Artikel 6 Algemene bouwregels
6.1 Overschrijding bouwgrenzen
De bouwgrenzen, niet zijnde bestemmingsgrenzen, mogen in afwijking van aanduidingsgrenzen, aanduidingen en bestemmingsregels worden overschreden door:
-
a. tot gebouwen behorende stoepen, stoeptreden, trappen(huizen), galerijen, hellingbanen, funderingen, balkons, entreeportalen, veranda's en afdaken, mits de overschrijding ten hoogste 2,5 m bedraagt;
-
b. tot gebouwen behorende erkers en serres, mits de overschrijding ten hoogste 2 m bedraagt;
-
c. andere ondergeschikte onderdelen van gebouwen, mits de overschrijding ten hoogste 1,5 m bedraagt.

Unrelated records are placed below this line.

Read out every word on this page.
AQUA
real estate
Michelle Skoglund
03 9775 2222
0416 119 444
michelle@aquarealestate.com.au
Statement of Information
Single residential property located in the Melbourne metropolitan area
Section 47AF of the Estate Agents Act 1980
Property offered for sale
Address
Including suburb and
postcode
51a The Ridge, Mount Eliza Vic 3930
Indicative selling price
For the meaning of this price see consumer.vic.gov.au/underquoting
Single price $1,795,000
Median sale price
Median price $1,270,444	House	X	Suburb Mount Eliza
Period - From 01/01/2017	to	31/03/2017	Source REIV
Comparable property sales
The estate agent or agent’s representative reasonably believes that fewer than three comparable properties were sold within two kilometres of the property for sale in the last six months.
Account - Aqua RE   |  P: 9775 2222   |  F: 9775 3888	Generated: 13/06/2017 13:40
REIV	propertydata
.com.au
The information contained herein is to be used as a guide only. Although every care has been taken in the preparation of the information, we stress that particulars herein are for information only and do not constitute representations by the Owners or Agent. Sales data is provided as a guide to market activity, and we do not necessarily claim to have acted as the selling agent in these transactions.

6.3 Afstand gevoelige objecten ten opzichte van landbouwbedrijven
Onverminderd hetgeen in hoofdstuk 2 is bepaald, dient ten minste de volgende afstand in acht genomen te worden tussen landbouwbedrijven en gevoelige objecten:
|
inrichting waar landbouwhuisdieren worden gehouden
|
inrichting waar geen landbouwhuisdieren worden gehouden
|
minimumafstand tot objecten categorie I en II
|
100 m
|
50 m
|
minimumafstand tot objecten categorie III, IV en V
|
50 m
|
25 m
|
6.4 Ondergronds bouwen
Voor het bouwen van ondergrondse bouwwerken gelden, behoudens in deze regels opgenomen afwijkingen, de volgende bepalingen:
-
a. ondergrondse bouwwerken zijn uitsluitend toegestaan binnen het bouwvlak;
-
b. de onderkant van het bouwwerk (inclusief fundering) bedraagt ten hoogste 4 m onder het peil;
-
c. burgemeester en wethouders ontheffing kunnen verlenen van het bepaalde in sub b indien het hydrologisch belang niet wordt geschaad; alvorens ontheffing te verlenen vragen burgemeester en wethouders advies in bij het waterschap en de provincie omtrent de vraag of het hydrologisch belang niet wordt geschaad.